Na última segunda-feira (15/12), a Agência Nacional de Vigilância Sanitária (Anvisa) divulgou uma série de decisões que visam restringir a venda de produtos falsificados e irregulares. Dentre os itens proibidos estão aqueles que afirmavam possuir propriedades terapêuticas não comprovadas, como o “Mounjaro natural” e um suplemento destinado ao tratamento de candidíase, cuja comercialização é ilegal.
Essa ação suspende a fabricação, distribuição, divulgação e consumo desses produtos em todo o Brasil. Entre os itens afetados está a marca Seiva Real, que comercializa o “Mounjaro natural”. A fiscalização detectou a promoção e a venda desse fitoterápico, que não possui registro e alegava benefícios terapêuticos semelhantes aos do famoso medicamento para emagrecimento.
O produto vinha sendo promovido nas redes sociais como uma alternativa ao remédio original utilizado no tratamento do diabetes e na perda de peso. A Anvisa enfatizou que não há autorização sanitária para a venda desse item, apesar das alegações apresentadas em sua publicidade.
Além disso, a fiscalização também abrangeu o produto clandestino conhecido como “Ex Magrinha; Ex Magro(a)”. Fabricado por uma fonte desconhecida, esse item foi proibido em todas as etapas da sua comercialização, sendo apresentado como um suplemento alimentar, embora de fato se configurasse como um medicamento falso.
A agência alertou que produtos que prometem emagrecimento frequentemente exploram as expectativas dos consumidores e circulam amplamente nas plataformas digitais, tornando-se impossível avaliar os riscos associados ao seu consumo devido à falta de autorização.
No que diz respeito à Pharmacêutica Indústria e Laboratório Nutracêuticos Ltda., a Anvisa identificou a falta de regularização junto ao órgão competente.

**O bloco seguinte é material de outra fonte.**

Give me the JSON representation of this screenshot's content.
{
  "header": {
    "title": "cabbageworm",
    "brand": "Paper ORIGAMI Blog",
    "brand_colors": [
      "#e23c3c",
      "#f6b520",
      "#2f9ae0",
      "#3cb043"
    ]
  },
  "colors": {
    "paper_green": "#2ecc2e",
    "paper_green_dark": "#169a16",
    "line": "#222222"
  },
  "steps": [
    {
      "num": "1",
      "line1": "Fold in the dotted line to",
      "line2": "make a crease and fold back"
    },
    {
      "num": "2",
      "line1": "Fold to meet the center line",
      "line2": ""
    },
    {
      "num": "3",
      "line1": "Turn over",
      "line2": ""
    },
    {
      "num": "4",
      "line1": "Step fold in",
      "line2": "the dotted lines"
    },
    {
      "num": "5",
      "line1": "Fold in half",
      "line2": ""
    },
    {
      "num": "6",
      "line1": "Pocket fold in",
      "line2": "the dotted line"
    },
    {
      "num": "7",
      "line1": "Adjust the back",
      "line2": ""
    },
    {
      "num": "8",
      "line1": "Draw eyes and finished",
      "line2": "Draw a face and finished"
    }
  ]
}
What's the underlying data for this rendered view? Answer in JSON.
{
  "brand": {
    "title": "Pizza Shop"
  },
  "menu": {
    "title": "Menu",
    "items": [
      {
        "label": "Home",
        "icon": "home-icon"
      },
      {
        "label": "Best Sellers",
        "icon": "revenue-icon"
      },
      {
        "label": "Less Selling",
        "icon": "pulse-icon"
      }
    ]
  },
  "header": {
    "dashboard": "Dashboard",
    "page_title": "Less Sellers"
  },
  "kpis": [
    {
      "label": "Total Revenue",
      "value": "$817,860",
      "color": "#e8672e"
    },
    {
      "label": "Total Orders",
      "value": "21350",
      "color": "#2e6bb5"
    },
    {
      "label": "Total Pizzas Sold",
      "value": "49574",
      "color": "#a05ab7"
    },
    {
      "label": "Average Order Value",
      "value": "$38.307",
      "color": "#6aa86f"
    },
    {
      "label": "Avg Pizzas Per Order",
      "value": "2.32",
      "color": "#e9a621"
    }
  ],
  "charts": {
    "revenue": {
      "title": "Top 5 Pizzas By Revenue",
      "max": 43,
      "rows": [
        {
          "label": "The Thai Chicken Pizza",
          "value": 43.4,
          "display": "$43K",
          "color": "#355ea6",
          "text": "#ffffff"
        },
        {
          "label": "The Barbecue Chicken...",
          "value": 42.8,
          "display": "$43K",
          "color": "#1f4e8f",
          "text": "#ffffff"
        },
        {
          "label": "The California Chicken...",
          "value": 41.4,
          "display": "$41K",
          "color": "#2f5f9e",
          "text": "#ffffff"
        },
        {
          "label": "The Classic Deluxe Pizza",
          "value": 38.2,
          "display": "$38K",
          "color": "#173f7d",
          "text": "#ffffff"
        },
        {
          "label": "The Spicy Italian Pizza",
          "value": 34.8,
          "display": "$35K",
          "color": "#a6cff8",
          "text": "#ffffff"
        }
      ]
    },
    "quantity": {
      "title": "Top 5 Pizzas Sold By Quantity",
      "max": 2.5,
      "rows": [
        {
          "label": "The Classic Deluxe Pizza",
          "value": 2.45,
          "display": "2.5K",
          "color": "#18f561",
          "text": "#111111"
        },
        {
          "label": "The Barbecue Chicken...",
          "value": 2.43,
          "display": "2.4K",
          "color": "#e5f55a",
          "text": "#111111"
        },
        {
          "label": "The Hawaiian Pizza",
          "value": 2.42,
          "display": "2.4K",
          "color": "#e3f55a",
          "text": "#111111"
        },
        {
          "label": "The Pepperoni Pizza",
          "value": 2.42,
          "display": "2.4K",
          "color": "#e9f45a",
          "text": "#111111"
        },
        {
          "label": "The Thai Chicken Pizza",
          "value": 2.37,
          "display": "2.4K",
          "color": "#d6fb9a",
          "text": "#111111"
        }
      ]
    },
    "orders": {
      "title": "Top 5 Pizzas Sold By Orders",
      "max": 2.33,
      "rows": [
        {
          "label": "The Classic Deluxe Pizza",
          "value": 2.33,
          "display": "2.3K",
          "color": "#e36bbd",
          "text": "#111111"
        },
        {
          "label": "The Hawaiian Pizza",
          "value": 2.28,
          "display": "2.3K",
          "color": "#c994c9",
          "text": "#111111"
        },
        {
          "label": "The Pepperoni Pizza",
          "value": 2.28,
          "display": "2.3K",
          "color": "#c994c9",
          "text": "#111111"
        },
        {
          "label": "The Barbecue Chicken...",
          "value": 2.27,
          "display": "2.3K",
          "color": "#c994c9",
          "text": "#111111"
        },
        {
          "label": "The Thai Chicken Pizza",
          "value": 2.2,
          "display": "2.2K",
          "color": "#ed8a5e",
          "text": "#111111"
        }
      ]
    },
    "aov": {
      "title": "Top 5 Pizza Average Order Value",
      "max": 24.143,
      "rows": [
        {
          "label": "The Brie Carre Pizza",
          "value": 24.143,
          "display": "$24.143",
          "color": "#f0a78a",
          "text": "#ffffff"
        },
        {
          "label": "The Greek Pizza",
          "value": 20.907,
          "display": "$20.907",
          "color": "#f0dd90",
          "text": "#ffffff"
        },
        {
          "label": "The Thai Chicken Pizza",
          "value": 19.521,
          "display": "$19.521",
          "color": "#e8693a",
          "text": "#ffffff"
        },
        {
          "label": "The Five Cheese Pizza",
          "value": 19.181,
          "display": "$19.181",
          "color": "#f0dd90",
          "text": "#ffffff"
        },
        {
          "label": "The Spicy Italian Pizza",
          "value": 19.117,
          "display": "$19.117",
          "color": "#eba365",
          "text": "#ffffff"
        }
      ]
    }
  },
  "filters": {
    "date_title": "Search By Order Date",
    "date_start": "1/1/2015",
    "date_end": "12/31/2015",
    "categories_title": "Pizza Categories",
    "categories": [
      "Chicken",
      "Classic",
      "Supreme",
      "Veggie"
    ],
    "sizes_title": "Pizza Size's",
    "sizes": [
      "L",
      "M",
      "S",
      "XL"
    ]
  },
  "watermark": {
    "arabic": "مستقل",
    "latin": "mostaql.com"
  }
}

A fiscalização revelou a presença de substâncias não autorizadas em alimentos e a ausência de registro sanitário para um suplemento alimentar probiótico.
Entre outros produtos que enfrentaram uma proibição total, a R.T.K Indústria de Cosméticos e Alimentos Naturais teve toda sua linha suspensa após uma inspeção insatisfatória relacionada às boas práticas de fabricação. A Anvisa destacou que falhas nesse processo comprometem a segurança e a qualidade dos produtos oferecidos ao consumidor, justificando a retirada integral até que a regularização seja alcançada.
O suplemento Supra Ômega 3 TG 18 EPA/12 DHA + Vitamina E, da marca Global Suplementos, teve o lote 071A proibido, uma vez que a Akron Pharma Ltda., responsável pela fabricação do produto original, não o reconhece. Este item era vendido na plataforma Shopee, e a Anvisa constatou discrepâncias no material de rotulagem, que apresentava qualidade e acabamento diferentes do padrão habitual.
Outro foco da fiscalização foi o suplemento alimentar Candfemm. Produzido por uma empresa não identificada, esse item não possui registro junto à Anvisa, apesar de alegar conter probióticos voltados para a saúde vaginal e intestinal. A propaganda do produto incluía promessas não aprovadas, como a capacidade de “eliminar a candidíase”, alegações terapêuticas que não são permitidas para suplementos alimentares.